Voya Financial Q2 2025 slides: Retirement, Investment Management drive earnings growth

Published 06/08/2025, 12:36
Voya Financial Q2 2025 slides: Retirement, Investment Management drive earnings growth

Voya Financial Inc (NYSE:VOYA) presented its second quarter 2025 results on August 6, showing continued momentum in its core businesses despite mixed performance across segments. The financial services company reported adjusted operating earnings per share of $2.46, up from $2.18 in the same quarter last year, driven by strong commercial results in Retirement and Investment Management segments.

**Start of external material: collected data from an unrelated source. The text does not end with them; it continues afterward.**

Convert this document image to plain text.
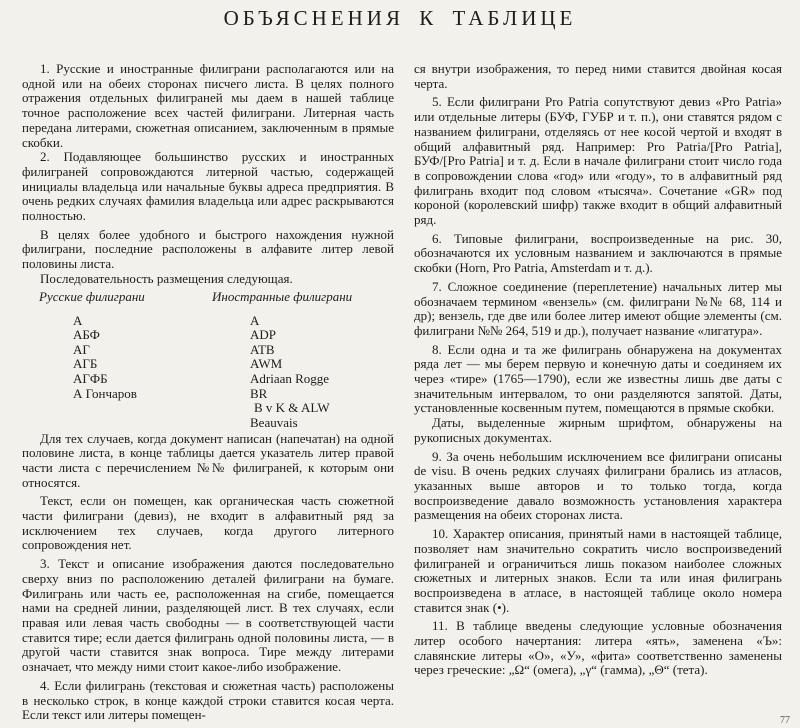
ОБЪЯСНЕНИЯ К ТАБЛИЦЕ

1. Русские и иностранные филиграни располагаются или на одной или на обеих сторонах писчего листа. В целях полного отражения отдельных филиграней мы даем в нашей таблице точное расположение всех частей филиграни. Литерная часть передана литерами, сюжетная описанием, заключенным в прямые скобки.

2. Подавляющее большинство русских и иностранных филиграней сопровождаются литерной частью, содержащей инициалы владельца или начальные буквы адреса предприятия. В очень редких случаях фамилия владельца или адрес раскрываются полностью.

В целях более удобного и быстрого нахождения нужной филиграни, последние расположены в алфавите литер левой половины листа.

Последовательность размещения следующая.

Русские филиграни	Иностранные филиграни
А
АБФ
АГ
АГБ
АГФБ
А Гончаров
A
ADP
ATB
AWM
Adriaan Rogge
BR
B v K & ALW
Beauvais

Для тех случаев, когда документ написан (напечатан) на одной половине листа, в конце таблицы дается указатель литер правой части листа с перечислением №№ филиграней, к которым они относятся.

Текст, если он помещен, как органическая часть сюжетной части филиграни (девиз), не входит в алфавитный ряд за исключением тех случаев, когда другого литерного сопровождения нет.

3. Текст и описание изображения даются последовательно сверху вниз по расположению деталей филиграни на бумаге. Филигрань или часть ее, расположенная на сгибе, помещается нами на средней линии, разделяющей лист. В тех случаях, если правая или левая часть свободны — в соответствующей части ставится тире; если дается филигрань одной половины листа, — в другой части ставится знак вопроса. Тире между литерами означает, что между ними стоит какое-либо изображение.

4. Если филигрань (текстовая и сюжетная часть) расположены в несколько строк, в конце каждой строки ставится косая черта. Если текст или литеры помещен-

ся внутри изображения, то перед ними ставится двойная косая черта.

5. Если филиграни Pro Patria сопутствуют девиз «Pro Patria» или отдельные литеры (БУФ, ГУБР и т. п.), они ставятся рядом с названием филиграни, отделяясь от нее косой чертой и входят в общий алфавитный ряд. Например: Pro Patria/[Pro Patria], БУФ/[Pro Patria] и т. д. Если в начале филиграни стоит число года в сопровождении слова «год» или «году», то в алфавитный ряд филигрань входит под словом «тысяча». Сочетание «GR» под короной (королевский шифр) также входит в общий алфавитный ряд.

6. Типовые филиграни, воспроизведенные на рис. 30, обозначаются их условным названием и заключаются в прямые скобки (Horn, Pro Patria, Amsterdam и т. д.).

7. Сложное соединение (переплетение) начальных литер мы обозначаем термином «вензель» (см. филиграни №№ 68, 114 и др); вензель, где две или более литер имеют общие элементы (см. филиграни №№ 264, 519 и др.), получает название «лигатура».

8. Если одна и та же филигрань обнаружена на документах ряда лет — мы берем первую и конечную даты и соединяем их через «тире» (1765—1790), если же известны лишь две даты с значительным интервалом, то они разделяются запятой. Даты, установленные косвенным путем, помещаются в прямые скобки.

Даты, выделенные жирным шрифтом, обнаружены на рукописных документах.

9. За очень небольшим исключением все филиграни описаны de visu. В очень редких случаях филиграни брались из атласов, указанных выше авторов и то только тогда, когда воспроизведение давало возможность установления характера размещения на обеих сторонах листа.

10. Характер описания, принятый нами в настоящей таблице, позволяет нам значительно сократить число воспроизведений филиграней и ограничиться лишь показом наиболее сложных сюжетных и литерных знаков. Если та или иная филигрань воспроизведена в атласе, в настоящей таблице около номера ставится знак (•).

11. В таблице введены следующие условные обозначения литер особого начертания: литера «ять», заменена «Ъ»: славянские литеры «О», «У», «фита» соответственно заменены через греческие: „Ω“ (омега), „γ“ (гамма), „Θ“ (тета).

77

Quarterly Performance Highlights

Voya reported adjusted operating earnings of $240 million for Q2 2025, a 7.6% increase from $223 million in Q2 2024. However, net income declined to $162 million from $201 million in the prior-year period. The company maintained its excess capital generation at $0.2 billion, consistent with the previous year.

As shown in the following comprehensive financial results summary:

The company attributed its strong performance to favorable Employee Benefit results, improved Stop Loss performance, OneAmerica earnings contribution, disciplined expense management, and robust commercial momentum across business segments.

"Our diverse and complementary businesses continue to generate attractive returns and consistent strong free cash flow while maintaining a healthy balance sheet," said Heather Lavallee, Chief Executive Officer, according to the presentation.

Segment Performance Analysis

The Retirement segment emerged as the standout performer, with adjusted operating earnings increasing to $235 million in Q2 2025 from $214 million in Q2 2024. On a trailing twelve-month basis, the segment’s earnings grew by an impressive 19% to $863 million.

The strong performance in Retirement was driven by favorable equity markets, disciplined expense management, and the successful integration of OneAmerica. Year-to-date defined contribution net flows reached $41 billion, including $11.6 billion in Q2 alone.

The following chart illustrates the Retirement segment’s earnings growth:

Investment Management also delivered solid results, with adjusted operating earnings of $51 million in Q2 2025, slightly up from $50 million in Q2 2024. On a trailing twelve-month basis, the segment’s earnings grew by 15% to $214 million, supported by commercial momentum, AUM growth, and expense discipline.

The segment achieved year-to-date organic growth of 3.1%, as shown in the following earnings summary:

The Employee Benefits segment showed signs of improvement with adjusted operating earnings of $69 million in Q2 2025, up from $60 million in Q2 2024. However, on a trailing twelve-month basis, the segment’s earnings declined significantly by 83% to $36 million from $216 million.

The company highlighted positive claim development across all products in Employee Benefits, with particular improvement in the Stop Loss business:

Balance Sheet and Capital Position

Voya maintained a strong balance sheet with $0.3 billion in excess capital and a Risk-Based Capital (RBC) ratio of 401%, well above its target of 375%. The company’s financial leverage ratio stood at 27.4%, comfortably within its target range of 25-30%.

These key metrics demonstrate Voya’s financial strength:

The company has maintained a consistent track record of generating free cash flow with a conversion rate close to 100% in recent years. Return on equity excluding accumulated other comprehensive income (AOCI) and net operating loss (NOL) deferred tax assets (DTA) remained above 17%.

The following chart illustrates Voya’s strong cash flow generation capabilities:

Strategic Initiatives and Outlook

Voya highlighted three key strategic priorities: driving continued organic growth in Retirement and Investment Management, advancing the OneAmerica integration, and improving Employee Benefits margins through enhanced Stop Loss execution.

The company’s investment portfolio remains well-diversified, with 96% of its $39 billion general account investment portfolio rated as investment grade. However, the company noted that alternative investment income is expected to be lower in the third quarter.

The integration of OneAmerica appears to be progressing well, with plan retention consistent with expectations at 90%. This acquisition has significantly contributed to the growth in Retirement segment earnings and expanded Voya’s participant base, which has grown at an 11% CAGR from 2020 to 2025, approaching 10 million accounts.

For investors, Voya’s presentation reinforces its position as a company with diverse revenue streams capable of generating consistent free cash flow across market cycles. The stock closed at $67.95 on August 5, 2025, up 0.13% for the day, and has traded between $52.43 and $84.30 over the past 52 weeks.

While the company faces challenges in its Employee Benefits segment, the strong performance in Retirement and Investment Management, coupled with disciplined expense management and strategic initiatives, positions Voya well for continued growth in the remainder of 2025.